Relentless rains lead Va. governor to declare emergencyRICHMOND, Va. (AP) — Virginia’s governor declared a state of emergency Wednesday as unrelenting rain from the remnants of a tropical storm soaked the state, while officials in North Carolina braced for another day of heavy rain.
RICHMOND, Va. (AP) — Virginia’s governor declared a state of emergency Wednesday as unrelenting rain from the remnants of a tropical storm soaked the state, while officials in North Carolina braced for another day of heavy rain.
Gov. Tim Kaine’s declaration mobilizes state agencies to prepare for the threat of flooding over a wide swath of Virginia.
The National Weather Service forecasts 3 to 8 inches through Friday morning for parts of Virginia as the remains of Tropical Storm Ida, which was once a hurricane, crawl across the state. Old Dominion University in Norfolk canceled classes Thursday.

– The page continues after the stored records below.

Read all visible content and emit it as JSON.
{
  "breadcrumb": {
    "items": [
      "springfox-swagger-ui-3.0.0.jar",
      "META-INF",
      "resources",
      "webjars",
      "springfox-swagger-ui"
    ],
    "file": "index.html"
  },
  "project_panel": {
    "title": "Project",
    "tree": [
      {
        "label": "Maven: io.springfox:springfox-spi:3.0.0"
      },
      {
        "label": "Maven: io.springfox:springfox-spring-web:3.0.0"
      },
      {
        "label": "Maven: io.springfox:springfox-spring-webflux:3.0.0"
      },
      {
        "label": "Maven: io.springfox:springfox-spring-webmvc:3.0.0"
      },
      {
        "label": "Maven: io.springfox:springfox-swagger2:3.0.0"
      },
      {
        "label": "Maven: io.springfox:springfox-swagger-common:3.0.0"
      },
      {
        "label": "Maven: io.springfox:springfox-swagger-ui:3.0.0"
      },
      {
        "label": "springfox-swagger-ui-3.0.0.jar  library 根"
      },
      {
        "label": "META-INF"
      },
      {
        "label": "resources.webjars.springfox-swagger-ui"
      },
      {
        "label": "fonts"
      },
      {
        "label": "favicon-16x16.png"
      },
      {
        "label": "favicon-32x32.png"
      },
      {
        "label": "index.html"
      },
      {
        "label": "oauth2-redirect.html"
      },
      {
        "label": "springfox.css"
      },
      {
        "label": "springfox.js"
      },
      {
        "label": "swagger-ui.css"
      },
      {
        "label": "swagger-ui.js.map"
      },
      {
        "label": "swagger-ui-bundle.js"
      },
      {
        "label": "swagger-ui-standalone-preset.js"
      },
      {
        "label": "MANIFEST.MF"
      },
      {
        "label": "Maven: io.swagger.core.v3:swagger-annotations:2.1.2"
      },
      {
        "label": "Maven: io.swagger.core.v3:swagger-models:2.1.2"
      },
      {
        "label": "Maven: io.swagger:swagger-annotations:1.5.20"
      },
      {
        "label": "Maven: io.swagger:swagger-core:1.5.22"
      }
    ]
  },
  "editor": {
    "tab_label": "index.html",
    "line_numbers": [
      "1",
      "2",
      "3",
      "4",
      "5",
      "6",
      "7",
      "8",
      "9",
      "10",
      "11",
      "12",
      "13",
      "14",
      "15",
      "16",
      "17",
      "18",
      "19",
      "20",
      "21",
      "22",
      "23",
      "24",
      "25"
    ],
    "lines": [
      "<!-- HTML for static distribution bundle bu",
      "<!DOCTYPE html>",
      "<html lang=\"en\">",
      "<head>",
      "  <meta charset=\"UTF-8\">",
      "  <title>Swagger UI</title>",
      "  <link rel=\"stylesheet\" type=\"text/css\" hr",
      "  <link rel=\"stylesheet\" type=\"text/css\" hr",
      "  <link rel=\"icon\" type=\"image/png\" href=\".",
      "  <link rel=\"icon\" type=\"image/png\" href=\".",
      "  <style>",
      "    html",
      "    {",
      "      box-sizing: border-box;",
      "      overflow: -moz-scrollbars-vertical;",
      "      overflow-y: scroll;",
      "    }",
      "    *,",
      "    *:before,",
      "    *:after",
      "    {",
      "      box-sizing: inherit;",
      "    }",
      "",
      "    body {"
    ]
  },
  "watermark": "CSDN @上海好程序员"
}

A coastal flood warning was posted for some areas thanks to a storm surge coinciding with high tide. A flood watch is out for central, eastern and southeastern areas farther inland.
Kaine’s declaration urges Virginians in tidal flood plains and areas prone to flash flooding to be on alert.
Heavy rains were falling in North Carolina, Maryland and Delaware. In North Carolina, the eastern two-thirds of the state was braced for another day of significant rain. Gale warnings were out from North Carolina to New Jersey.
National Weather Service meteorologist Phil Badgett said heavy rainfall is expected east of a line from the Triad to the Research Triangle area and down to Wilmington. With strong, gusty winds expected, Badgett said falling trees could be a threat.
Raleigh had reported 4.25 inches of rain from daybreak Tuesday through 8 p.m. Wednesday. In the mountainous western part of the state, Asheville got nearly 4 inches.
Alabama also reported some impressive rainfall totals from the storm, which dumped 9.8 inches on Opelika and more than 6 inches near the coast in Baldwin County and in parts of central Alabama. Birmingham recorded 4.32 inches on Tuesday, a record for that date, according to the weather service.
Ida came ashore at Dauphin Island early Tuesday.
“For Alabama it’s over,” said Scott Unger, meteorologist at the NWS in Calera. “We’ve just got a couple of clouds left over.”
He said the totals for the most part were what was expected and had no reports of significant flooding.
In Georgia, weather service meteorologist Verona Murrell said the rains have stopped, but officials are watching rivers and streams that have risen above flood stage. Many areas of Georgia, including Atlanta, saw 4 to 6 inches of rain over the last couple days.
“We’ve got several sites that are in flooding and quite a few places that have flood warnings out,” Murrell said.